The idea appears in John 14-16, where Jesus said at least three times in a prolonged address to His disciples the night before His crucifixion that they were to pray in His name. Jesus explained, among other matters, that the only way to access God the Father is by having a personal relationship with His Son (John 14:6). In that context, He taught that only those who know and love Him can have fellowship with the Father through prayer.
The New Testament epistles explain in greater detail the nature of believers’ access to God. Though sin once separated us from Him, we “have been brought near by the blood of Christ” (Ephesians 2:13). When Jesus died on the cross, God placed the sin of humanity on Him and poured out on Him the judgment that sinners deserve (2 Corinthians 5:21).
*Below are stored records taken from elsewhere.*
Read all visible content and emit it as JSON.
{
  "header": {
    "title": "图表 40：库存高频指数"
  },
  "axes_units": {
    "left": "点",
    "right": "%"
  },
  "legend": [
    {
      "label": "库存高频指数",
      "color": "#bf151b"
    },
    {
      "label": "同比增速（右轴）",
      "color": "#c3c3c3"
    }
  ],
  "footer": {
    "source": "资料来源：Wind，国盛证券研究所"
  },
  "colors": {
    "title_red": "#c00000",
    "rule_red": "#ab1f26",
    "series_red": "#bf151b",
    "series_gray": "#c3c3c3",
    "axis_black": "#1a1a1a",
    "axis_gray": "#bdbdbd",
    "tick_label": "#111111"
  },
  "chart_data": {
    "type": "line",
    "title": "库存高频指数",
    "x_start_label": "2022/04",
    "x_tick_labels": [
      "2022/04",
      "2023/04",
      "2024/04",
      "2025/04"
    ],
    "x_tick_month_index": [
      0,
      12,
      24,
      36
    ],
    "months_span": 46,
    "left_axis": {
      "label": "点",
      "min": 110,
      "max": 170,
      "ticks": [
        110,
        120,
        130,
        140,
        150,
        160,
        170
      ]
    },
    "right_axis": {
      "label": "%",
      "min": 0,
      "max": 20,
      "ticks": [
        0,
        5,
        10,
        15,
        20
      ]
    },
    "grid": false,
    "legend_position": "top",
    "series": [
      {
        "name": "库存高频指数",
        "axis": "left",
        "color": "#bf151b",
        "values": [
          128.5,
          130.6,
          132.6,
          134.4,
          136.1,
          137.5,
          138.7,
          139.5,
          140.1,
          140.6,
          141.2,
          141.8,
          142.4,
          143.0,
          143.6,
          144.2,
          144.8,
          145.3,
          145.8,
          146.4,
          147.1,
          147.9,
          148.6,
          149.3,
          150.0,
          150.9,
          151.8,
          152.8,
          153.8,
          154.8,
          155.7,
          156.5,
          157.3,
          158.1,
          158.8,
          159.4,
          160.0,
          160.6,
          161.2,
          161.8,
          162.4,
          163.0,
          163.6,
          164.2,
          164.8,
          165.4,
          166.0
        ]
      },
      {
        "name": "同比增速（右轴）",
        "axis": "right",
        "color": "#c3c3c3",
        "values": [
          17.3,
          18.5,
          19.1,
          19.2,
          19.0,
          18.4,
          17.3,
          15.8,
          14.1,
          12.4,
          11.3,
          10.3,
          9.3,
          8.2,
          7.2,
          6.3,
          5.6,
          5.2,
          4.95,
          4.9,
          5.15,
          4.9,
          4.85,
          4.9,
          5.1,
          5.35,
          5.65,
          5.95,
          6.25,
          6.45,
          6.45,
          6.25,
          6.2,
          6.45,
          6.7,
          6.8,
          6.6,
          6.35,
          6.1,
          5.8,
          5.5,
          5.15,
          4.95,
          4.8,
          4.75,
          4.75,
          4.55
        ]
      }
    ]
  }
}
All who place their faith in Jesus as Lord and Savior are reconciled to God; Christ’s death “killed the hostility” that God once felt toward them because of their sin (Ephesians 2:16).
When Christians pray “in Jesus’ name,” it is an admission that we only have standing to speak with the Father because Jesus granted it to us. It’s a bit like a police officer yelling at a criminal, “Stop in the name of the law,” or a royal servant telling the king’s subjects, “In the name of the king, I declare that everyone must pay their taxes.” The police officer derives his standing to act from the law, and the royal servant derives his from the king. To end a prayer, “I ask these things in Jesus’ name, amen,” is an admission that we have no authority to make requests of God the Father apart from the authority granted to us by His Son.
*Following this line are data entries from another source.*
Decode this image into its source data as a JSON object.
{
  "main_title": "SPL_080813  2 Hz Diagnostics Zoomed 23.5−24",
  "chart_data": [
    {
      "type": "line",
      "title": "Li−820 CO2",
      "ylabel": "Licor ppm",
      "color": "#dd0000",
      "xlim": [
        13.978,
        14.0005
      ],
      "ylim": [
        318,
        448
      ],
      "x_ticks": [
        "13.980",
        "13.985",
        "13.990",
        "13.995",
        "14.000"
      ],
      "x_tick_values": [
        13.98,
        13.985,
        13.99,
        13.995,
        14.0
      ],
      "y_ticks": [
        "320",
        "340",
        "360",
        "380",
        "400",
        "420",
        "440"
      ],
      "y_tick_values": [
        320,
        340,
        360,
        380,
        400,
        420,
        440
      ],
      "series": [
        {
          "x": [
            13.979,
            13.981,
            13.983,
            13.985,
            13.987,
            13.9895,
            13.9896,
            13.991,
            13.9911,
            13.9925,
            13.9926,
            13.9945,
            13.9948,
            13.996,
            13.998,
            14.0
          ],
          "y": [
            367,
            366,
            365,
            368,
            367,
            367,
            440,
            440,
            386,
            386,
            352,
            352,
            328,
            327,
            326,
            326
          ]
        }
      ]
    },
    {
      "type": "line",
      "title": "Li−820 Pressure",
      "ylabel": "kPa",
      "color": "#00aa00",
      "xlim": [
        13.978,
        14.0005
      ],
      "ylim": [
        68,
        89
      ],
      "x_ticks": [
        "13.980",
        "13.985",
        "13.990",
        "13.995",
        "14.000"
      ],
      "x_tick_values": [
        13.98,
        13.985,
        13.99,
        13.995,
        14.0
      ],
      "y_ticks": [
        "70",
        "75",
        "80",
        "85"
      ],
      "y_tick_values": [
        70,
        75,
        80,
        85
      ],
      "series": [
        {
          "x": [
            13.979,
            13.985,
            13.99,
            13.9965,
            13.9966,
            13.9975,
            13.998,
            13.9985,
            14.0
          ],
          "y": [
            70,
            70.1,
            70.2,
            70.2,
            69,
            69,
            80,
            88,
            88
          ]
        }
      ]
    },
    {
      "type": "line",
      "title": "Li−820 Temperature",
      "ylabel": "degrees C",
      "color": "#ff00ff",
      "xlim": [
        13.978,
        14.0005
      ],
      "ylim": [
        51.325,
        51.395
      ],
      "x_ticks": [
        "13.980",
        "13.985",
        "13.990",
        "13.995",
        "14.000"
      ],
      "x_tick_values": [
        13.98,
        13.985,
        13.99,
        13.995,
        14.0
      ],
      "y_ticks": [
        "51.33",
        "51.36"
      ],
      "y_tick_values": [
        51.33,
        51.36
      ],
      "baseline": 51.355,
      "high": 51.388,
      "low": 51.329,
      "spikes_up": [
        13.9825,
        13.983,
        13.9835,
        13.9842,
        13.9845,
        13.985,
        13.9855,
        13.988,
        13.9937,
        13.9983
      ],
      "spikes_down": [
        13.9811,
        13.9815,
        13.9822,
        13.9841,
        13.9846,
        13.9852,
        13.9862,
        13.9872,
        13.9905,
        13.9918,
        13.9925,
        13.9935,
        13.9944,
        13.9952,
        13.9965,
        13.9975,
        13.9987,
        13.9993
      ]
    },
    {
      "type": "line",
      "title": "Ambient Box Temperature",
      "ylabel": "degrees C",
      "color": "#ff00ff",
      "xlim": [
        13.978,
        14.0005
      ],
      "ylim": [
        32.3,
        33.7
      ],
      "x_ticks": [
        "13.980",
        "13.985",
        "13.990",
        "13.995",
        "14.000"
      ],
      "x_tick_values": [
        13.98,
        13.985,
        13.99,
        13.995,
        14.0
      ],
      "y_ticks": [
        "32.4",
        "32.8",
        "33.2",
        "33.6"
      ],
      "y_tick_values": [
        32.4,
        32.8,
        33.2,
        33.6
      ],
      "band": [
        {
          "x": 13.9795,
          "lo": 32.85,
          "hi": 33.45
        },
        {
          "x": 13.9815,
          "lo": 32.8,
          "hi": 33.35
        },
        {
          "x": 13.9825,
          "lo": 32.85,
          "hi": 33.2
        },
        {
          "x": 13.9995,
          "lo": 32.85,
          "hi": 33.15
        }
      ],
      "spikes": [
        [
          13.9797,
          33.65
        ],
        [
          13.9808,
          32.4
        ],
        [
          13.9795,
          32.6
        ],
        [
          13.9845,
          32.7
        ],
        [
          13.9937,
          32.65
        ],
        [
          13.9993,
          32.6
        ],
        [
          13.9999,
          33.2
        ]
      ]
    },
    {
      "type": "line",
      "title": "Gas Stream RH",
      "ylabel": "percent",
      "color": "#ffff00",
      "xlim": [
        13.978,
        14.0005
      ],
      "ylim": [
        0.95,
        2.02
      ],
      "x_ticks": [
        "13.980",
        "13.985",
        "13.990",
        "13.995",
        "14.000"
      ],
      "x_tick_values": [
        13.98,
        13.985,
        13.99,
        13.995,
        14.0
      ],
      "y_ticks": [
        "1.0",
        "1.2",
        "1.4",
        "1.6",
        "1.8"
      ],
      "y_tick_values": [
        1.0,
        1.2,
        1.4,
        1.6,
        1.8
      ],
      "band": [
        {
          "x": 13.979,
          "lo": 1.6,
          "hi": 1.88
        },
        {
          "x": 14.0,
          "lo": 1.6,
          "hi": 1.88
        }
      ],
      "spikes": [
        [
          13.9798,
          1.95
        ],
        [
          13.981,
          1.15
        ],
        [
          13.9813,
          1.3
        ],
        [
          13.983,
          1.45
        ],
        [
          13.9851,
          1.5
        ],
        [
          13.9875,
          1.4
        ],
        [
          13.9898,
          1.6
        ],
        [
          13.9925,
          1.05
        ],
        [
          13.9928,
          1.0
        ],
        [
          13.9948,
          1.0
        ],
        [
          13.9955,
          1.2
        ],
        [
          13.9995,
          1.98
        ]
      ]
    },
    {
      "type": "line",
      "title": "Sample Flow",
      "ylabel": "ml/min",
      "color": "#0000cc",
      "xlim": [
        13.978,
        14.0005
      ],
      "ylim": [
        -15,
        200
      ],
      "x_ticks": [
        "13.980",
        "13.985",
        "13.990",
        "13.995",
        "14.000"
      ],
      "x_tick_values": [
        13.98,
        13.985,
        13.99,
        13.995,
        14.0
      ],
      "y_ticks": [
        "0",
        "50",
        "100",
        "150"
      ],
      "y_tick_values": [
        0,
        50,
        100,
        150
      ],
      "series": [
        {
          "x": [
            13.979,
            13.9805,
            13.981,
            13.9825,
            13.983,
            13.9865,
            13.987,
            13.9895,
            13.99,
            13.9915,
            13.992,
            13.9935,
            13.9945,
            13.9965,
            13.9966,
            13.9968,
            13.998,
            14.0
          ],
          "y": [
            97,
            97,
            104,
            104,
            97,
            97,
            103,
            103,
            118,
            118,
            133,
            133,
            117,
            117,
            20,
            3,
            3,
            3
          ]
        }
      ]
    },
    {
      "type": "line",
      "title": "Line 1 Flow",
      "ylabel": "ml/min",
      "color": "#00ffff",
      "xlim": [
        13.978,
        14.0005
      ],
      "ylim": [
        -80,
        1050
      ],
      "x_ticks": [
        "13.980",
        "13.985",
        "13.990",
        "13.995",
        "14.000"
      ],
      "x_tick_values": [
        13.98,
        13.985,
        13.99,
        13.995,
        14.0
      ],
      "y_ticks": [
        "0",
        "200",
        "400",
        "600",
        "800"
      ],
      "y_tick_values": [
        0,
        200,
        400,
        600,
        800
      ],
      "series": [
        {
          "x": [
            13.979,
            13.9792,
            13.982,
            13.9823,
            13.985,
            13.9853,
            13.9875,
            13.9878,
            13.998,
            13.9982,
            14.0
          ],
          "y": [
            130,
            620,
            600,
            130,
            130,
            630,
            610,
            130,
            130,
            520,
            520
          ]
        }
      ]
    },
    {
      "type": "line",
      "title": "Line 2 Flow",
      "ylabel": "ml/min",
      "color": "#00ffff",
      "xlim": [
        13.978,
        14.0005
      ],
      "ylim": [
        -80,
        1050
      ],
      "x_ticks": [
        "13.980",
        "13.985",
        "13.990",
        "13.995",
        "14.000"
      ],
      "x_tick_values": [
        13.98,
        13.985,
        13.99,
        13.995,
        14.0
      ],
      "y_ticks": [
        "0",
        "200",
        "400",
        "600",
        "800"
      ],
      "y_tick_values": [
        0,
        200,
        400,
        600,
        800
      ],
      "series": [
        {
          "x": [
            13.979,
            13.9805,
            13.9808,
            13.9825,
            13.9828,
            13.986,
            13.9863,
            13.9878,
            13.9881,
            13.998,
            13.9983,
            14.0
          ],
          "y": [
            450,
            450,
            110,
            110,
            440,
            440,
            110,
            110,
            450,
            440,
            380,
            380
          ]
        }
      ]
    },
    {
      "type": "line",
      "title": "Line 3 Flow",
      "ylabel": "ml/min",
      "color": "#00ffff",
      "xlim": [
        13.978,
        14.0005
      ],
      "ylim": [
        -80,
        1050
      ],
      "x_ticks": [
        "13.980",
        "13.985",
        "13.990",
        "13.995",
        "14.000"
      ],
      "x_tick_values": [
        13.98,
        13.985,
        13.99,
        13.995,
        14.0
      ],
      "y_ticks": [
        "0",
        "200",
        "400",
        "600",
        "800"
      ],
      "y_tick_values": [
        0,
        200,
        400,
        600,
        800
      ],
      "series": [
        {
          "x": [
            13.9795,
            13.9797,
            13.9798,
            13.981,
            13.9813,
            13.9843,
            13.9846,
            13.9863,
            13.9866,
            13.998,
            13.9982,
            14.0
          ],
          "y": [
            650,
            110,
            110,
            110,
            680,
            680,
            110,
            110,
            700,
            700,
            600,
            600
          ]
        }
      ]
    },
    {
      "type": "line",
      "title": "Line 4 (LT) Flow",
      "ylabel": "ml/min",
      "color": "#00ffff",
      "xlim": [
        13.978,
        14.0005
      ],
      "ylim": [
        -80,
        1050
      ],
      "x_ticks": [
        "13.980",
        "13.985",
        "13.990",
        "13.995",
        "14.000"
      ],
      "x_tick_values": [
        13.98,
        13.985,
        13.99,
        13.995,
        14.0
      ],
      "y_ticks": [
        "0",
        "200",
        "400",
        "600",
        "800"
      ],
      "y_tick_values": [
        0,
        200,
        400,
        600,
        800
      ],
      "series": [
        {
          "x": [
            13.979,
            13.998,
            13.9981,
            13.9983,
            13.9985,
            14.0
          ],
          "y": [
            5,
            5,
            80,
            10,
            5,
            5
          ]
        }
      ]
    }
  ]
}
Of course, praying in Jesus’ name does not guarantee that God will always answer our prayers in the affirmative. Sometimes our all-wise Father knows it is best to take a loved one home to heaven despite our prayers for healing. Sometimes He knows that an opportunity we hope will materialize would lead to our ruin. Sometimes He disciplines us for sin by causing our prayers to be hindered (e.g., 1 Peter 3:7). Yet even when God’s will does not align with our specific requests, or when our sin inhibits the effectiveness of our prayers, He hears our petitions and offers us an intimate relationship with Him through Jesus.
With somewhat predictable regularity, evangelical leaders stir controversy by saying that God does not hear the prayers of non-Christians. Such remarks are often ill-timed or carelessly stated, and certainly an omniscient God is aware of all the prayers offered by all humans. Nevertheless, such statements touch on a foundational spiritual truth: Because of our sin, no one has standing to speak with God as a personal friend. Only “in Jesus’ name” can anyone bridge the infinite gap between a holy God and sinful humanity.